There are laws against what transpired between former Officer Derek Chauvin and Mr. Floyd.
And the law’s ambit is not to decide whether the offending officer is a correct-thinking individual, but whether Mr. Chauvin had committed a crime.
About Officer Chauvin’s mindset, the most the law is supposed to divine is mens rea—criminal intention: Was the officer whose knee pressed on Floyd’s neck acting with a guilty mind or not?
For fact-finding is the essence of the law. The law is not an abstract ideal of imagined social justice, that exists to salve sensitive souls.
If “racism” looks like a felony crime, then it ought to be prosecuted as nothing but a crime and debated as such. In the case of Mr. Chauvin, a mindset of depraved indifference seems to jibe with the video.
This is not to refute the reality of racially motivated crimes. These most certainly occur.
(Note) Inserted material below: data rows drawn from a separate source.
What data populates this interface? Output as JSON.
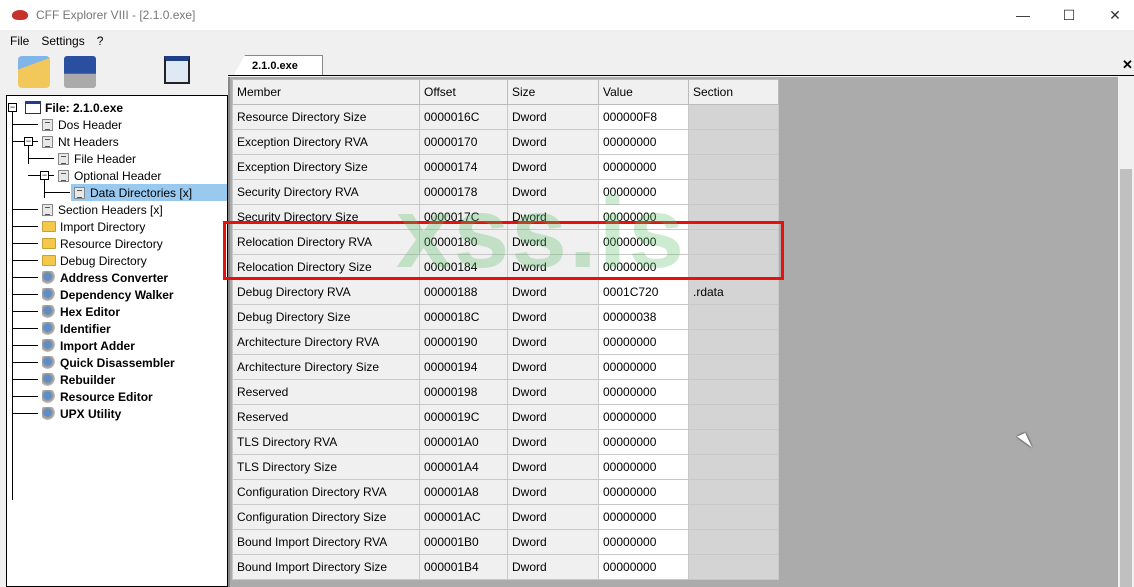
{
  "window": {
    "title": "CFF Explorer VIII - [2.1.0.exe]",
    "minimize": "—",
    "maximize": "☐",
    "close": "✕"
  },
  "menu": [
    "File",
    "Settings",
    "?"
  ],
  "toolbar": [
    "open-icon",
    "save-icon",
    "windows-icon"
  ],
  "tree": [
    {
      "label": "File: 2.1.0.exe",
      "icon": "window",
      "bold": true
    },
    {
      "label": "Dos Header",
      "icon": "doc"
    },
    {
      "label": "Nt Headers",
      "icon": "doc"
    },
    {
      "label": "File Header",
      "icon": "doc"
    },
    {
      "label": "Optional Header",
      "icon": "doc"
    },
    {
      "label": "Data Directories [x]",
      "icon": "doc",
      "selected": true
    },
    {
      "label": "Section Headers [x]",
      "icon": "doc"
    },
    {
      "label": "Import Directory",
      "icon": "folder"
    },
    {
      "label": "Resource Directory",
      "icon": "folder"
    },
    {
      "label": "Debug Directory",
      "icon": "folder"
    },
    {
      "label": "Address Converter",
      "icon": "tool",
      "bold": true
    },
    {
      "label": "Dependency Walker",
      "icon": "tool",
      "bold": true
    },
    {
      "label": "Hex Editor",
      "icon": "tool",
      "bold": true
    },
    {
      "label": "Identifier",
      "icon": "tool",
      "bold": true
    },
    {
      "label": "Import Adder",
      "icon": "tool",
      "bold": true
    },
    {
      "label": "Quick Disassembler",
      "icon": "tool",
      "bold": true
    },
    {
      "label": "Rebuilder",
      "icon": "tool",
      "bold": true
    },
    {
      "label": "Resource Editor",
      "icon": "tool",
      "bold": true
    },
    {
      "label": "UPX Utility",
      "icon": "tool",
      "bold": true
    }
  ],
  "tab": {
    "label": "2.1.0.exe",
    "close": "✕"
  },
  "grid": {
    "columns": [
      "Member",
      "Offset",
      "Size",
      "Value",
      "Section"
    ],
    "rows": [
      [
        "Resource Directory Size",
        "0000016C",
        "Dword",
        "000000F8",
        ""
      ],
      [
        "Exception Directory RVA",
        "00000170",
        "Dword",
        "00000000",
        ""
      ],
      [
        "Exception Directory Size",
        "00000174",
        "Dword",
        "00000000",
        ""
      ],
      [
        "Security Directory RVA",
        "00000178",
        "Dword",
        "00000000",
        ""
      ],
      [
        "Security Directory Size",
        "0000017C",
        "Dword",
        "00000000",
        ""
      ],
      [
        "Relocation Directory RVA",
        "00000180",
        "Dword",
        "00000000",
        ""
      ],
      [
        "Relocation Directory Size",
        "00000184",
        "Dword",
        "00000000",
        ""
      ],
      [
        "Debug Directory RVA",
        "00000188",
        "Dword",
        "0001C720",
        ".rdata"
      ],
      [
        "Debug Directory Size",
        "0000018C",
        "Dword",
        "00000038",
        ""
      ],
      [
        "Architecture Directory RVA",
        "00000190",
        "Dword",
        "00000000",
        ""
      ],
      [
        "Architecture Directory Size",
        "00000194",
        "Dword",
        "00000000",
        ""
      ],
      [
        "Reserved",
        "00000198",
        "Dword",
        "00000000",
        ""
      ],
      [
        "Reserved",
        "0000019C",
        "Dword",
        "00000000",
        ""
      ],
      [
        "TLS Directory RVA",
        "000001A0",
        "Dword",
        "00000000",
        ""
      ],
      [
        "TLS Directory Size",
        "000001A4",
        "Dword",
        "00000000",
        ""
      ],
      [
        "Configuration Directory RVA",
        "000001A8",
        "Dword",
        "00000000",
        ""
      ],
      [
        "Configuration Directory Size",
        "000001AC",
        "Dword",
        "00000000",
        ""
      ],
      [
        "Bound Import Directory RVA",
        "000001B0",
        "Dword",
        "00000000",
        ""
      ],
      [
        "Bound Import Directory Size",
        "000001B4",
        "Dword",
        "00000000",
        ""
      ]
    ]
  },
  "watermark": "xss.is",
  "colors": {
    "highlight": "#e8100c",
    "selection": "#99c9ef",
    "watermark": "#5abe64"
  }
}
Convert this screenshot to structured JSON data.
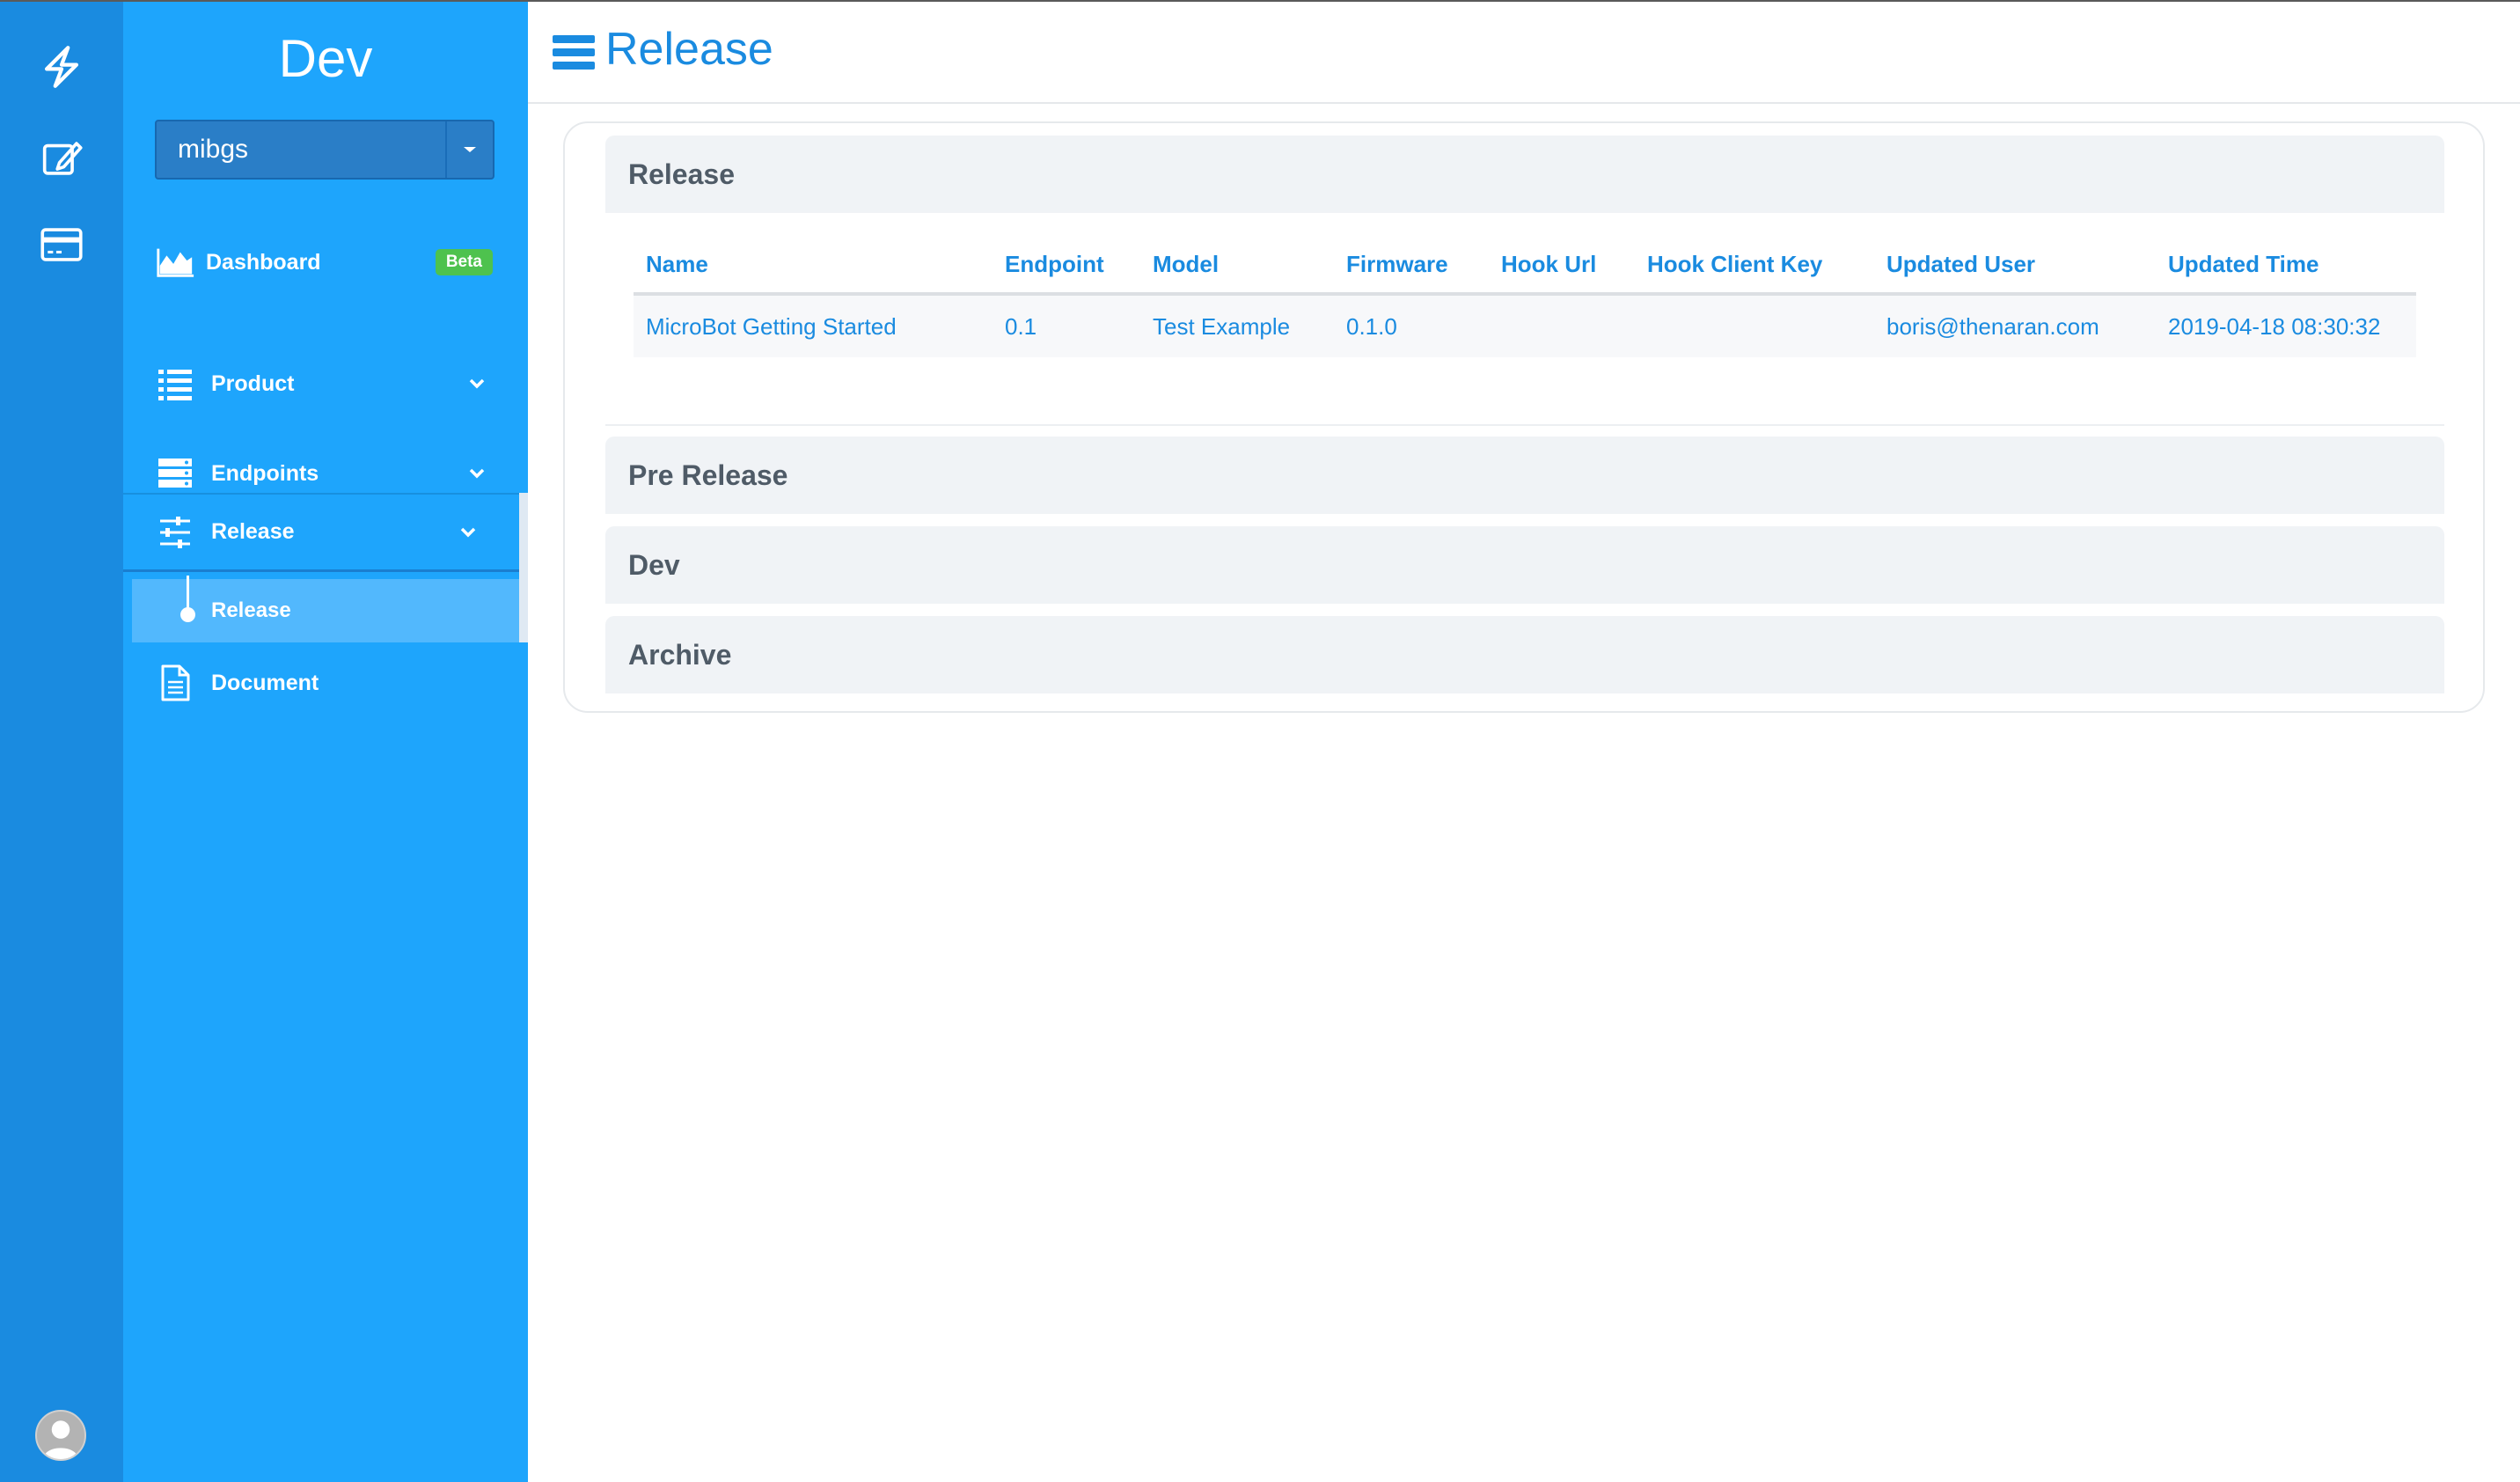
{
  "sidebar": {
    "env_title": "Dev",
    "project": "mibgs",
    "items": [
      {
        "label": "Dashboard",
        "badge": "Beta"
      },
      {
        "label": "Product"
      },
      {
        "label": "Endpoints"
      },
      {
        "label": "Release",
        "children": [
          {
            "label": "Release"
          }
        ]
      },
      {
        "label": "Document"
      }
    ]
  },
  "header": {
    "title": "Release"
  },
  "sections": {
    "release": {
      "title": "Release",
      "columns": [
        "Name",
        "Endpoint",
        "Model",
        "Firmware",
        "Hook Url",
        "Hook Client Key",
        "Updated User",
        "Updated Time"
      ],
      "rows": [
        [
          "MicroBot Getting Started",
          "0.1",
          "Test Example",
          "0.1.0",
          "",
          "",
          "boris@thenaran.com",
          "2019-04-18 08:30:32"
        ]
      ]
    },
    "pre_release": {
      "title": "Pre Release"
    },
    "dev": {
      "title": "Dev"
    },
    "archive": {
      "title": "Archive"
    }
  },
  "colors": {
    "rail": "#1a8be0",
    "sidebar": "#1ea5fc",
    "accent": "#1a8be0",
    "badge": "#4ec24e"
  }
}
It is only to refute the legal and ethical validity of a racist mindset in the prosecution of a crime.
Surely, a life taken because of racial or antisemitic animus is not worth more than life lost to spousal battery or to a home invasion.
The law, then, must mete justice, in accordance with the rules of evidence, proportionality and due process. Other than intent, references to the attendant thoughts that accompanied the commission of a crime should be irrelevant—be they racist, sexist, ageist or anti-Semitic.
Ultimately, those thoughts are known only to the perp.
To make matters worse, legions of libertarians and conservatives have joined the progressive establishment in the habit of sniffing out and purging racists, as though they were criminals.
Sniffing out thought or speech criminals is a no-no for any and all self-respecting classical conservative and libertarian. We should never persecute or prosecute thought “criminals” for utterances not to our liking (unless these threaten or portend violence). …
Loup-Bouc:
Fine article, Ms. Mercer. Unlike all other Unz Review authors who have addressed the Floyd case, you apprehend accurately/correctly much of the pertinent law. ..I observe that you have written a fine article. Brava.
This essay is the clearest and most effective explanation as to why racism and other bad ideas are not criminal. Of the numerous Mercer essays I have read, this is the best. Thank you.